- Occupation: Associate Research Professor
- Awards: The Society for Historical Archaeology John L. Cotter Award (2011) The Maryland Historical Trust Calvert Prize (2023)

Academic background
- Alma mater: University of Maryland, College Park (PhD)
- Thesis: On the edge of freedom: free black communities, archaeology, and the Underground Railroad (2004)

Academic work
- Discipline: Archaeology History
- Institutions: University of Maryland
- Website: www.drcheryllaroche.com arch.umd.edu/people/cheryl-laroche

= Cheryl LaRoche =

American historical and archaeological consultant

Cheryl LaRoche is an American historical and archaeological consultant notable for her work exploring the landscapes of 18th and 19th-century free black communities and their relationships to the Underground Railroad.

== Education and career ==
Dr LaRoche holds a PhD in American Studies from the University of Maryland, College Park, with a focus in Archaeology and African American history. She is now an Associate Research Professor at the University of Maryland, College Park. In 2011 the Society for Historical Archaeology awarded LaRoche with the John L. Cotter award for her "remarkable work in expanding the interdisciplinary development of historical archaeology in examinations of African American history and culture". In 2023 was awarded the Maryland Historical Trust Calvert Prize for leadership and service in historical preservation. She has acted as a consultant for numerous institutions, including the Smithsonian's National Museum of African American History and Culture, several National Park service sites. and the African Burial Ground Project. In 2017 she gave the Wesleyan University Centre for African American Studies 21st Annual Distinguished Lecture on "The Geography of Resistance: Free black Communities and the Underground Railroad".

== Publications ==

- 2025: Apostle of Liberation: AME Bishop Paul Quinn, and the Underground Railroad, Rowman & Littlefield
- 2024: "Religion and the Underground Railroad. The Underground Railroad: Essays on the Network to Freedom" Official National Park Service Handbook. https://housedivided.dickinson.edu/sites/ugrr/
- 2022: "The Balance Principle Revisited: Slavery, Freedom and the Geography of Statehood". In Cabin, Quarter, Plantation: Architecture and Landscapes of North American Slavery.

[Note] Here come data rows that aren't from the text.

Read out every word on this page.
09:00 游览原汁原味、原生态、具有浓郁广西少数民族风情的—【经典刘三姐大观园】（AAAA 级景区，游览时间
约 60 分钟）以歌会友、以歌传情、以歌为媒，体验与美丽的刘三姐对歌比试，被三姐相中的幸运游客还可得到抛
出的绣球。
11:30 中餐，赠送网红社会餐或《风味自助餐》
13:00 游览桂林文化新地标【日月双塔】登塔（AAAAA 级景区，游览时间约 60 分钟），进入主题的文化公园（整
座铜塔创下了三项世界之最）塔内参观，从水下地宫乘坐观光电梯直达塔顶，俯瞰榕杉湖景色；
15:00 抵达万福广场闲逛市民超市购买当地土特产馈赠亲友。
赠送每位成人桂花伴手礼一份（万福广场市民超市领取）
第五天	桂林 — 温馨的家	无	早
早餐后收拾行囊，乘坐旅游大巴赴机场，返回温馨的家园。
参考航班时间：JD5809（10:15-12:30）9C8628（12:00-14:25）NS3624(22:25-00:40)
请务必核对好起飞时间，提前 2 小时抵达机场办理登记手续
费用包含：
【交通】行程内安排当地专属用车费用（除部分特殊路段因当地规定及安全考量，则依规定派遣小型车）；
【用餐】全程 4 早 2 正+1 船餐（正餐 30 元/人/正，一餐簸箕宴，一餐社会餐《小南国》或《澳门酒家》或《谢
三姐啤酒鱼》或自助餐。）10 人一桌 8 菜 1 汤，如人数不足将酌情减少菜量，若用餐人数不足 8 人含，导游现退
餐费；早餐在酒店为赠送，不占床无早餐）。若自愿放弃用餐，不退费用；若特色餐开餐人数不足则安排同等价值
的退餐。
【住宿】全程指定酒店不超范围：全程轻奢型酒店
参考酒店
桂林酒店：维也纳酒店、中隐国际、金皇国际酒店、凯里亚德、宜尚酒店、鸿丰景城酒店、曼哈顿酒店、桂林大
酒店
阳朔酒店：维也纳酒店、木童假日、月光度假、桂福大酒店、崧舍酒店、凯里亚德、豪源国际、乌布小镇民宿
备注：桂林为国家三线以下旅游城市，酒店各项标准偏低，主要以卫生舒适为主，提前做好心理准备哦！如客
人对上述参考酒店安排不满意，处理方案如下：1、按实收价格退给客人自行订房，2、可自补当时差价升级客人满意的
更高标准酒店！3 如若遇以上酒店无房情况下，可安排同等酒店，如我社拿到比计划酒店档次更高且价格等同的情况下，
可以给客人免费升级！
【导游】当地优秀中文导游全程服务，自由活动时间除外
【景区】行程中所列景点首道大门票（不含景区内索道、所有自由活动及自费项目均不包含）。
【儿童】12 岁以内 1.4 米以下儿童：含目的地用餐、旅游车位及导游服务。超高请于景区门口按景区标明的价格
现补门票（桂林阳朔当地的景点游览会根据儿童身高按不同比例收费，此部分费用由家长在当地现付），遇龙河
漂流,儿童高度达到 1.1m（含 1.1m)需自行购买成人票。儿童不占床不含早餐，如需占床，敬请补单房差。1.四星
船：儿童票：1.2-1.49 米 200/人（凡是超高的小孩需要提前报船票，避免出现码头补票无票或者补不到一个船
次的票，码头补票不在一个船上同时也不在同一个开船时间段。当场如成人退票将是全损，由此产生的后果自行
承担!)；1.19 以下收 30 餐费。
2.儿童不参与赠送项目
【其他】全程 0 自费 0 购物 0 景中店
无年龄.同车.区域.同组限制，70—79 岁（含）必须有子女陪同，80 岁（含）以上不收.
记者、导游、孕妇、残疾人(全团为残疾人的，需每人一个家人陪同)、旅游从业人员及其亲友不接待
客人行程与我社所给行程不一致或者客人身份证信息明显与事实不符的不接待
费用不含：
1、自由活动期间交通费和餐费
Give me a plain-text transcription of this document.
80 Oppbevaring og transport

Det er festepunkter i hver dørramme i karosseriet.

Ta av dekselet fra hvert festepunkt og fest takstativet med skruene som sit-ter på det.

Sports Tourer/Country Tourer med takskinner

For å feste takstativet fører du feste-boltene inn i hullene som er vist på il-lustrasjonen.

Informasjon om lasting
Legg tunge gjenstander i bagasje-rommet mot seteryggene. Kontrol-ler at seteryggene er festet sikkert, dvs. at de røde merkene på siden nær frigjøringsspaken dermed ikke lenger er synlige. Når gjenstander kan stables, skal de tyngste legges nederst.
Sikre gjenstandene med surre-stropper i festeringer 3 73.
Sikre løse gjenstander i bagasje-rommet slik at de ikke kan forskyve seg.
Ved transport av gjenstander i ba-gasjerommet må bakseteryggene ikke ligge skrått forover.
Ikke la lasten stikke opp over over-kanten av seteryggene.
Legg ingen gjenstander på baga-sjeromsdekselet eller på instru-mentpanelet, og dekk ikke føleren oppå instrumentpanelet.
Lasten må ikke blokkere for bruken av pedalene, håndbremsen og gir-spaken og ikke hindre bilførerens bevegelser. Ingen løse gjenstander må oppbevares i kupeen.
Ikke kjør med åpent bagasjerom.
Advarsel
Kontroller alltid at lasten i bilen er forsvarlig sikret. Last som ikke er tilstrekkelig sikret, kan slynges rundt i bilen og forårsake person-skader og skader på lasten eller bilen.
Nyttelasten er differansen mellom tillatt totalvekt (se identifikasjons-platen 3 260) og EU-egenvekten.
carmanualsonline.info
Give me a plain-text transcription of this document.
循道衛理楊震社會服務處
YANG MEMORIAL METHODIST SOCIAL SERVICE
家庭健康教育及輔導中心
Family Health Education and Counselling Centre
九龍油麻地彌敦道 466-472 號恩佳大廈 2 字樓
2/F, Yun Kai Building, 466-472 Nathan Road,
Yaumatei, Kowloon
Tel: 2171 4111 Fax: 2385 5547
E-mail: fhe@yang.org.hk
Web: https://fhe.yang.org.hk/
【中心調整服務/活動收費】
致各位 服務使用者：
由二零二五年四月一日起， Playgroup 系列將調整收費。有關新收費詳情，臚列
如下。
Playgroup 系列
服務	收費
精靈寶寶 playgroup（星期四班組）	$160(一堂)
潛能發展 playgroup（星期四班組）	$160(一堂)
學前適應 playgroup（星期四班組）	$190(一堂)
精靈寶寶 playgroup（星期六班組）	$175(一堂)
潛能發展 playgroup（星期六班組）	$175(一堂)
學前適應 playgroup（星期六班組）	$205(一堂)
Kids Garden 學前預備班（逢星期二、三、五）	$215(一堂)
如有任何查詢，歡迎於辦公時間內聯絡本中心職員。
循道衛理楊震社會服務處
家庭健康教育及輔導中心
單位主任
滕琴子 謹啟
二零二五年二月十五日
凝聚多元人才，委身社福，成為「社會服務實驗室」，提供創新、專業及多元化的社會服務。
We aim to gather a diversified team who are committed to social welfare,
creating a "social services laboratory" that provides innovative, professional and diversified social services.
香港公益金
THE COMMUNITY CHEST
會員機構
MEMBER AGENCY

Electronic Edition, Yale University Press.
- 2021: "The Underground Railroad in Maryland's Ports Bays, and Harbors: Maritime Strategies for Freedom". In Sailing to Freedom: Maritime Dimensions of the Underground Railroad, edited by Timothy D. Walker, University of Massachusetts Press.
- 2021: "Secrets Well Kept: Colored Conventioneers and Underground Railroad Activism". In The Colored Conventions Movement: Black Organizing in the Nineteenth Century, edited by P. Gabrielle Foremen, Jim Casey and Sarah Lynn Patterson, University of North Carolina Press.